Having shot down 5.5 enemy aircraft in April alone, and taken his total to six and seven shared destroyed, Lynch was also awarded an immediate, and well deserved, OFC.
Then, with Axis air arms desperately trying to support trapped armies in North Africa, early on 10 May he intercepted a formation of transport aircraft evacuating Tunisia, shooting down a Ju-52/3m and two Cant Z.506Bs, as well as damaging an escorting Me-210. John Lynch received a bar to the OFC for this action.
The American ace continued to lead his squadron during the invasion of Sicily, mainly on escort work. During a Kittyhawk escort to Lentini on the evening of 13 July, three Fw 190s were spotted at 12,000 ft near Catania, and in a brief fight, Lynch shot one of them down to claim his final victory. This took his total to 17 destroyed (seven of them shared), which was the highest score by an American flying the Spitfire during the war. No 249 Sqn was retained for the defense of Malta, and soon afterwards Sqn Ldr J J Lynch transferred to the USAAF in the Mediterranean as a lieutenant colonel, although he saw no further action.

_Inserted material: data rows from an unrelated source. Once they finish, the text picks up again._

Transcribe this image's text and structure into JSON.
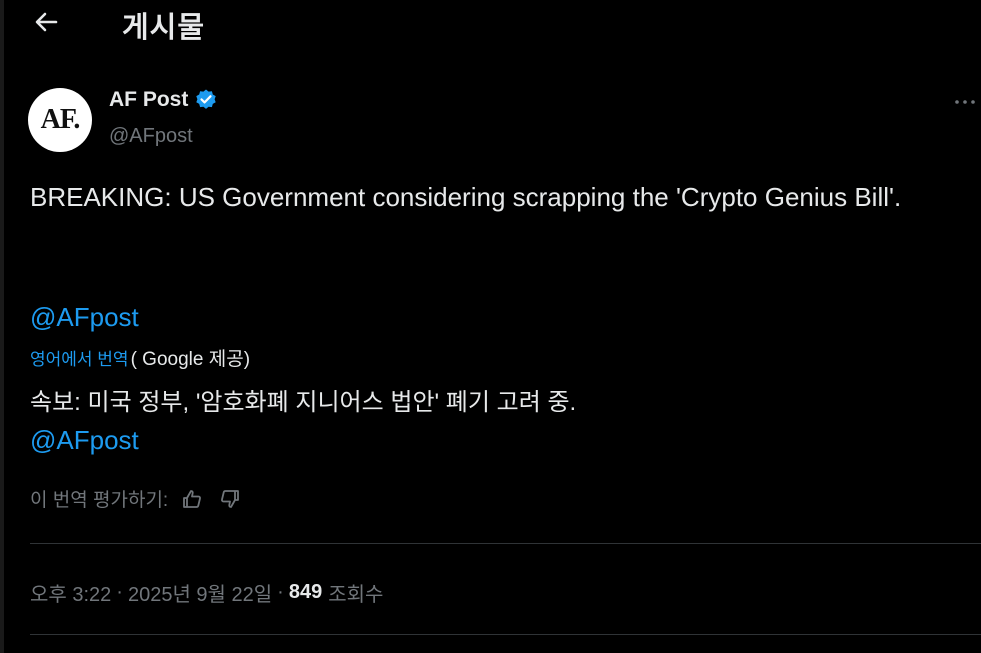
{
  "header": {
    "title": "게시물",
    "back_icon": "arrow-left-icon"
  },
  "author": {
    "avatar_text": "AF.",
    "display_name": "AF Post",
    "handle": "@AFpost",
    "verified": true,
    "verified_color": "#1d9bf0"
  },
  "tweet": {
    "text": "BREAKING: US Government considering scrapping the 'Crypto Genius Bill'.",
    "mention": "@AFpost"
  },
  "translation": {
    "link_label": "영어에서 번역",
    "provider_label": "( Google 제공)",
    "text": "속보: 미국 정부, '암호화폐 지니어스 법안' 폐기 고려 중.",
    "mention": "@AFpost",
    "rate_label": "이 번역 평가하기:"
  },
  "meta": {
    "time": "오후 3:22",
    "separator": "·",
    "date": "2025년 9월 22일",
    "views_count": "849",
    "views_label": "조회수"
  },
  "colors": {
    "accent": "#1d9bf0",
    "background": "#000000",
    "text": "#e7e9ea",
    "muted": "#71767b"
  }
}
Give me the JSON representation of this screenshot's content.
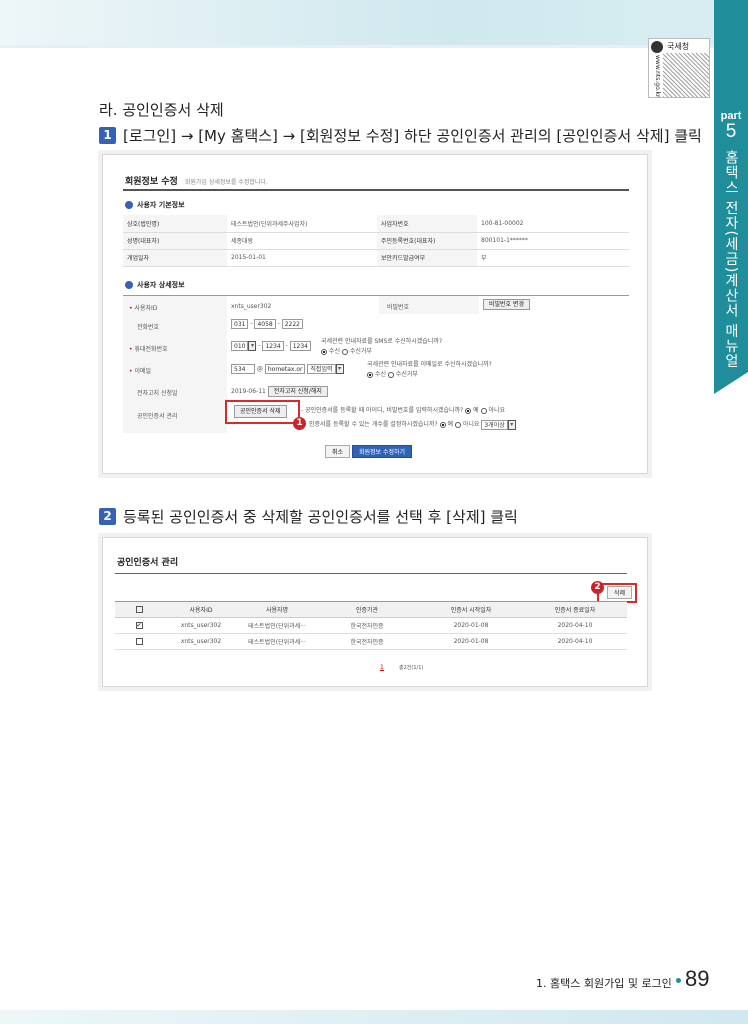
{
  "header": {
    "qr_label": "국세청",
    "qr_side": "www.nts.go.kr"
  },
  "side_tab": {
    "part_label": "part",
    "part_number": "5",
    "title": "홈택스 전자(세금)계산서 매뉴얼"
  },
  "heading": "라. 공인인증서 삭제",
  "step1": {
    "num": "1",
    "text": "[로그인] → [My 홈택스] → [회원정보 수정] 하단 공인인증서 관리의 [공인인증서 삭제] 클릭"
  },
  "form": {
    "title": "회원정보 수정",
    "subtitle": "회원가입 상세정보를 수정합니다.",
    "basic_section": "사용자 기본정보",
    "basic_rows": [
      {
        "k1": "상호(법인명)",
        "v1": "테스트법인(단위과세주사업자)",
        "k2": "사업자번호",
        "v2": "100-81-00002"
      },
      {
        "k1": "성명(대표자)",
        "v1": "세종대왕",
        "k2": "주민등록번호(대표자)",
        "v2": "800101-1******"
      },
      {
        "k1": "개업일자",
        "v1": "2015-01-01",
        "k2": "보안카드발급여부",
        "v2": "부"
      }
    ],
    "detail_section": "사용자 상세정보",
    "labels": {
      "user_id": "사용자ID",
      "phone": "전화번호",
      "mobile": "휴대전화번호",
      "email": "이메일",
      "einvoice": "전자고지 신청일",
      "cert": "공인인증서 관리",
      "password": "비밀번호"
    },
    "user_id_val": "xnts_user302",
    "password_btn": "비밀번호 변경",
    "phone": [
      "031",
      "4058",
      "2222"
    ],
    "mobile": [
      "010",
      "1234",
      "1234"
    ],
    "sms_q": "국세관련 안내자료를 SMS로 수신하시겠습니까?",
    "email_q": "국세관련 안내자료를 이메일로 수신하시겠습니까?",
    "recv_yes": "수신",
    "recv_no": "수신거부",
    "email": {
      "id": "534",
      "at": "@",
      "domain": "hometax.or",
      "select": "직접입력"
    },
    "einvoice_date": "2019-06-11",
    "einvoice_btn": "전자고지 신청/해지",
    "cert_btn": "공인인증서 삭제",
    "cert_q1": "공인인증서를 등록할 때 아이디, 비밀번호를 입력하시겠습니까?",
    "cert_q2": "인증서를 등록할 수 있는 개수를 설정하시겠습니까?",
    "yes": "예",
    "no": "아니요",
    "count_select": "3개이상",
    "cancel_btn": "취소",
    "submit_btn": "회원정보 수정하기",
    "badge": "1"
  },
  "step2": {
    "num": "2",
    "text": "등록된 공인인증서 중 삭제할 공인인증서를 선택 후 [삭제] 클릭"
  },
  "certs": {
    "title": "공인인증서 관리",
    "delete_btn": "삭제",
    "badge": "2",
    "headers": [
      "사용자ID",
      "사용자명",
      "인증기관",
      "인증서 시작일자",
      "인증서 종료일자"
    ],
    "rows": [
      {
        "checked": true,
        "id": "xnts_user302",
        "name": "테스트법인(단위과세···",
        "ca": "한국전자인증",
        "start": "2020-01-08",
        "end": "2020-04-10"
      },
      {
        "checked": false,
        "id": "xnts_user302",
        "name": "테스트법인(단위과세···",
        "ca": "한국전자인증",
        "start": "2020-01-08",
        "end": "2020-04-10"
      }
    ],
    "page": "1",
    "total": "총2건(1/1)"
  },
  "footer": {
    "text": "1. 홈택스 회원가입 및 로그인",
    "page": "89"
  }
}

I made this model directly from box (Tamiya kit). For paint I was used as test a acrylic paints issued by Italeri. Wash made using mix of MIG’s mixture: Dark and Neutral Wash. Scratches I made using Humbrol 56 and small, dry brush, exhaust and guns stains were applied using rough, dry brush and Van Gogh oils (Vandyke Brown and Payne's Gray). Decals is a mix of Tamiya (fin flash and roundels) and Kagero Topcolors 23 (s/n and code letters).